Husband wants me to accept his sidechick

October 04, 2023

Dear Pastor,

I am 26 and I grew up poor, but I have done fairly well in school. I went to university and I have a first degree.

I met my husband, who was introduced to me by a family member. He was so charming when we first met. I thought I had met a good man. The relationship started out very well. He told me that he fathered two children and they were living with their mother in the USA. He and the mother couldn't get along because she was not unfaithful. I asked him if he cheated on her and he said no. After they divorced, he had a fling, but he said that meeting me caused him to stop running around.

Unknown to him, I told the relative who introduced us what he said and he said that he didn't know of him having many women, but I should give him a chance. The very first date, this man stripped me naked. I tried to resist him, but he wouldn't let me go. It was as if somebody told him where my weak spots were. That had never happened to me. For one hour, I felt helpless. Even when I felt tired and I told him I was tired, he told me that we should just rest and start all over because he has not had a woman for a long time. I gave this date the best I could. I told myself that he was not abusing me, but I was only feeling helpless because no man had ever made love to me for an hour.
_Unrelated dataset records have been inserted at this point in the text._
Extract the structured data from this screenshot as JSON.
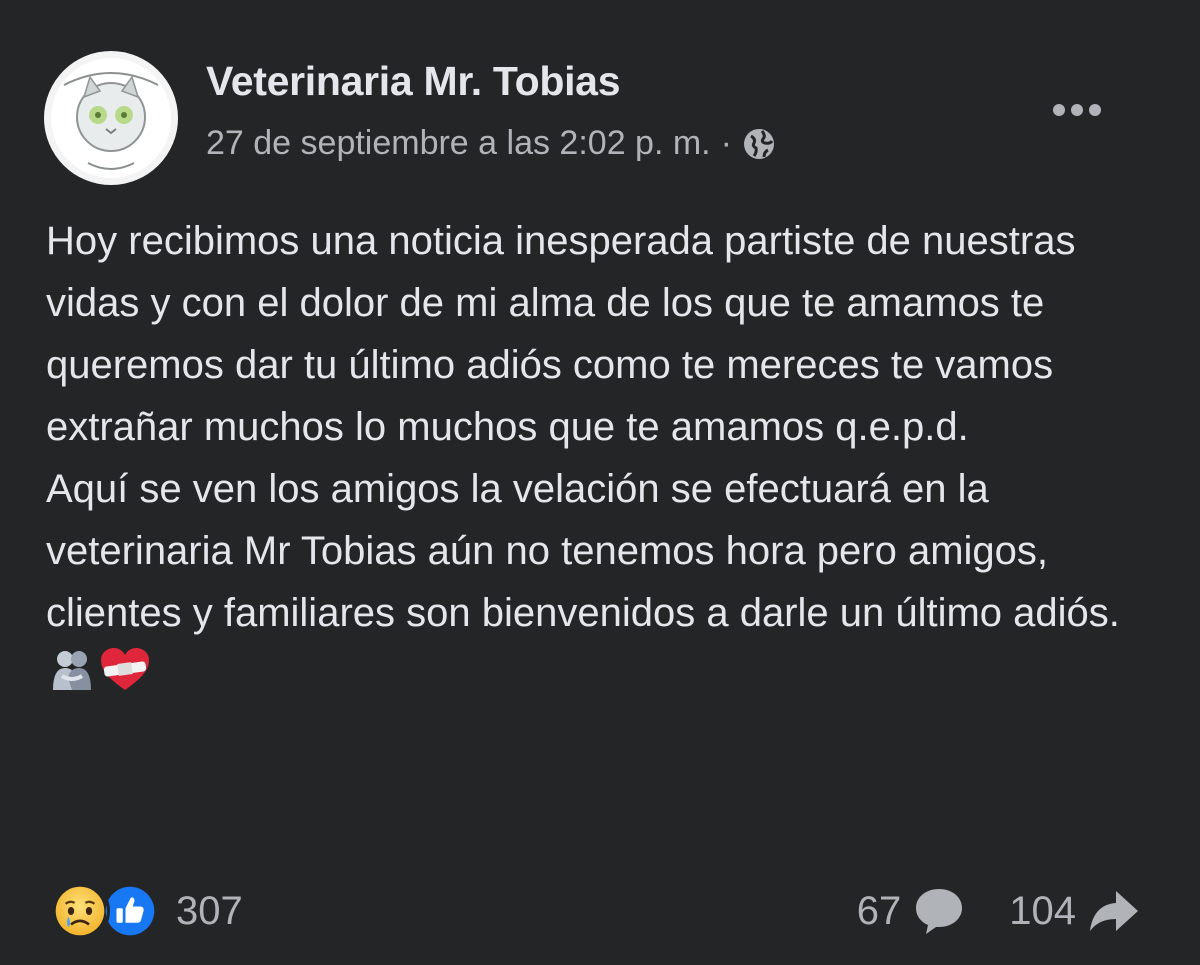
{
  "post": {
    "author": "Veterinaria Mr. Tobias",
    "timestamp": "27 de septiembre a las 2:02 p. m.",
    "separator": "·",
    "audience_icon": "globe-icon",
    "more_icon": "more-horizontal-icon",
    "text": "Hoy recibimos una noticia inesperada partiste de nuestras vidas y con el dolor de mi alma de los que te amamos te queremos dar tu último adiós como te mereces te vamos extrañar muchos lo muchos que te amamos q.e.p.d.\nAquí se ven los amigos la velación se efectuará en la veterinaria Mr Tobias aún no tenemos hora pero amigos, clientes y familiares son bienvenidos a darle un último adiós.",
    "trailing_emojis": [
      "people-hugging-emoji",
      "mending-heart-emoji"
    ]
  },
  "footer": {
    "reactions": [
      "sad-reaction",
      "like-reaction"
    ],
    "reaction_count": "307",
    "comment_count": "67",
    "share_count": "104"
  },
  "colors": {
    "background": "#242526",
    "primary_text": "#e4e6eb",
    "secondary_text": "#b0b3b8",
    "like_blue": "#1877f2",
    "sad_yellow": "#f7c23a"
  }
}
When he ejaculated, it did not take him a minute to fall asleep, and I fell asleep soon after. I was not able to go to work the following day, but he did. Before doing so, he made me breakfast and told me not to answer the landline unless it was from him. My mother tried to call me and I told her that I was alright. Soon after he left, the phone rang; it was him. He said he was only trying to test me to see if I would answer. After work he came home and brought me dinner.
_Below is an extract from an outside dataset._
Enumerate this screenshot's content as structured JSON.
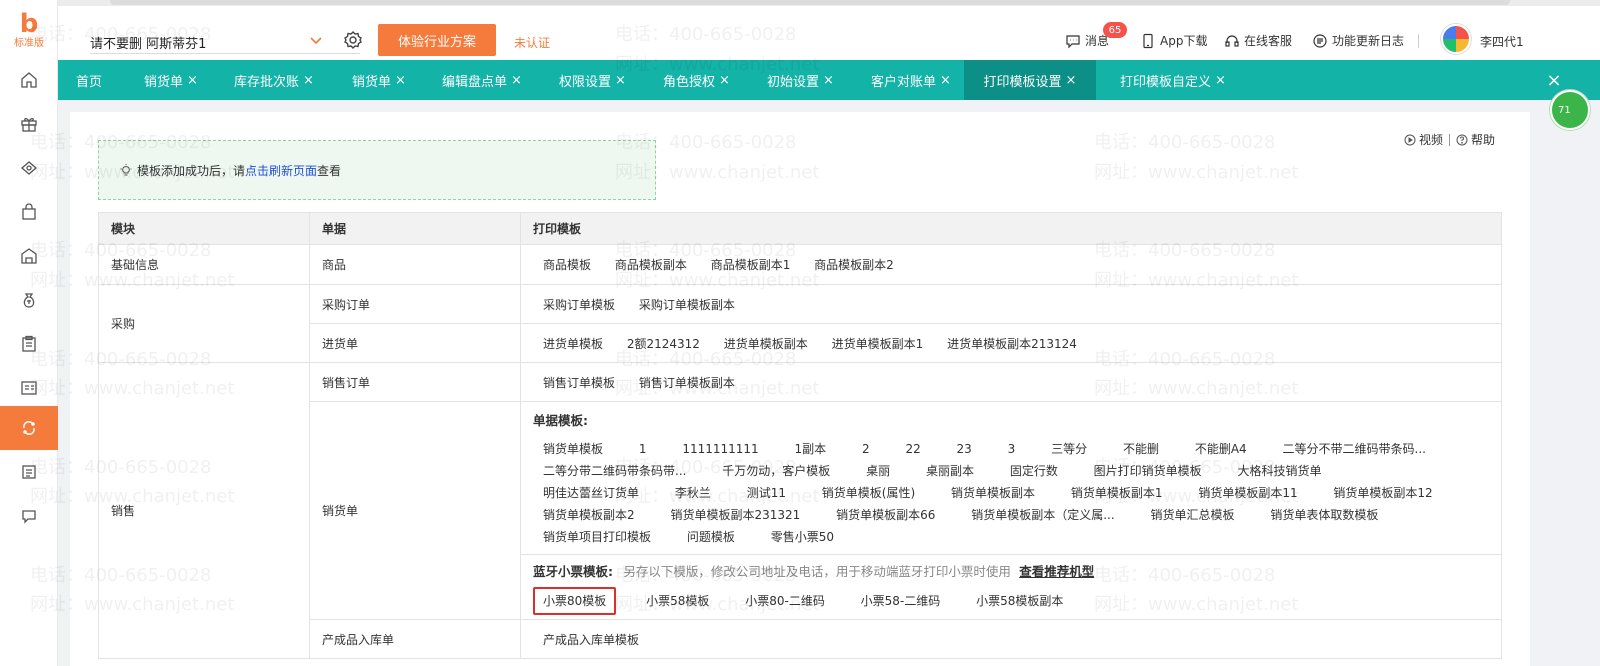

After six months of dating, we got married. I wanted us to do premarital counselling, but he said there was no need. I tried to find out things about him, but he did not want to talk about his broken marriage. I have a friend who is a priest and I told him about my situation. He said that he hoped that this guy was not fooling me, but if I loved him and I believed that he loved me, I should marry him. But I should remember that I was taking a big risk.
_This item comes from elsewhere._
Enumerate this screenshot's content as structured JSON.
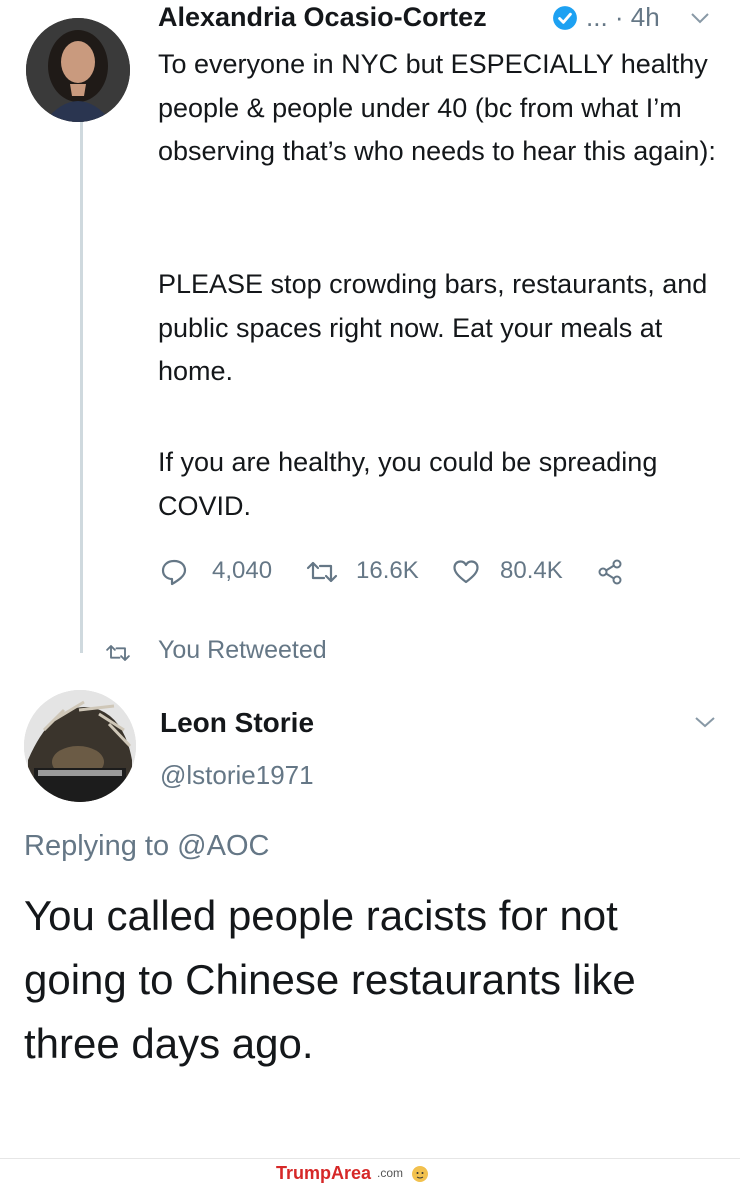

I told my mother that the guy proposed and that I wanted to go for counselling. She said counselling is good, but she and my dad did not attend counselling, and they have been married for many years. So we got married. For the short time we have been married, he let me 'have it' and he is very large.

I later found out that he had four children. When I asked him why he lied, he told me he was only sure that two of the children belong to him, but he accepted the others. He also got involved with one of my friends. She told me that he came on to her. He offered her many gifts. She did not refuse him. So we ended our friendship and now he has her as his sidechick. I have cried myself to sleep many nights. He said that where he is from, having a sidechick is nothing for a woman to worry about.

I plan to file for a divorce, but thought I would ask you for your advice.

G.M.

Dear G.M.,

It is unfortunate that this man lied to you. He told you he had only fathered two children. He should have told you the truth.

Concerning your first date, with this man having sex with you, that is a regular thing that some couples do. You say that he was very large, but it was quite evident that you were able to deal with his size.

The young woman who has got involved with him is no friend at all. She told you that he became interested in her but she did not protest. She was in favour of having a relationship with him. He enjoys having a sidechick, but you can't stand having your man sleeping with your friend. You should see a lawyer and divorce him. I wish you well.